Tens of thousands of years later, without direct evidence, all we can do is speculate. Which, to be fair, is tremendously interesting as long as it comes with the right caveats and understanding of its limitations. But there are a growing number of places and times where we do have direct evidence that Neanderthals were using color to signal something meaningful to each other, even if we don’t know whether the meaning was “Og is the deputy chief of all the people east of the river,” “Zogg belongs to the people who live in this valley, not that one,” or “Grogg really likes yellow.”
As D’Errico and his colleagues point out, that meaning probably varied from place to place, just as it does today. In most of Europe, white is the traditional color for a wedding, but in China, white is for funerals. Millennial gray is in its heyday in the US (send help), but elsewhere in the world, brighter colors are in vogue. And in some parts of Eurasia, Neanderthals seemed to prefer manganese-based black pigments, while elsewhere (like Crimea), reds and yellows were all the rage.
“This variability suggests different cultural trajectories, possibly involving community-level traditions, long-distance exchanges, or local innovation,” wrote D’Errico and his colleagues.

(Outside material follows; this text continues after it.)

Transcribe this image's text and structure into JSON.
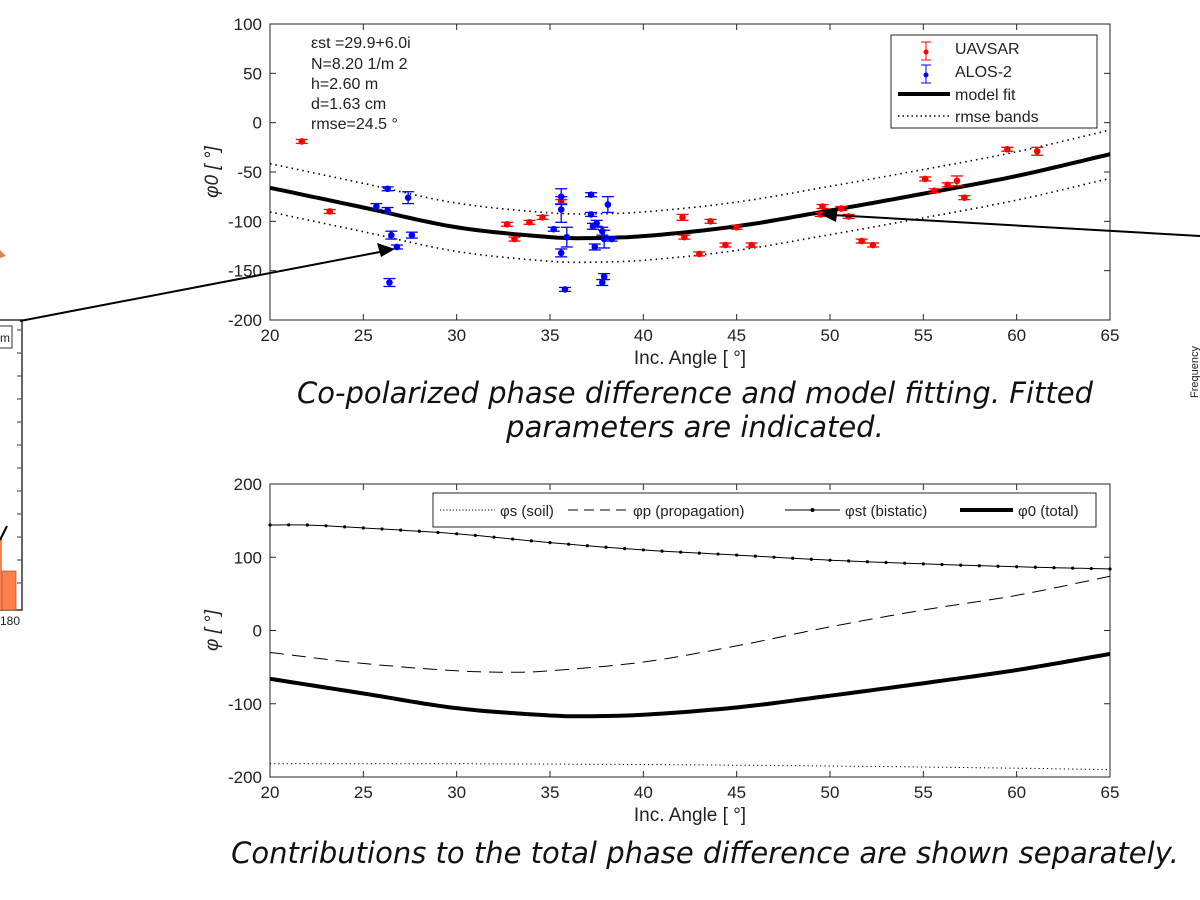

The real takeaway here is twofold: First, evidence continues to pile up that Neanderthals were just as smart, innovative, and creative as our species, and they’d developed their own nuanced culture and sophisticated tools long before the first Homo sapiens ventured into Eurasia. And second, the impulse to make art is rooted deep in our family tree.
Science Advances, 2025. DOI: 10.1126/sciadv.adx4722 (About DOIs).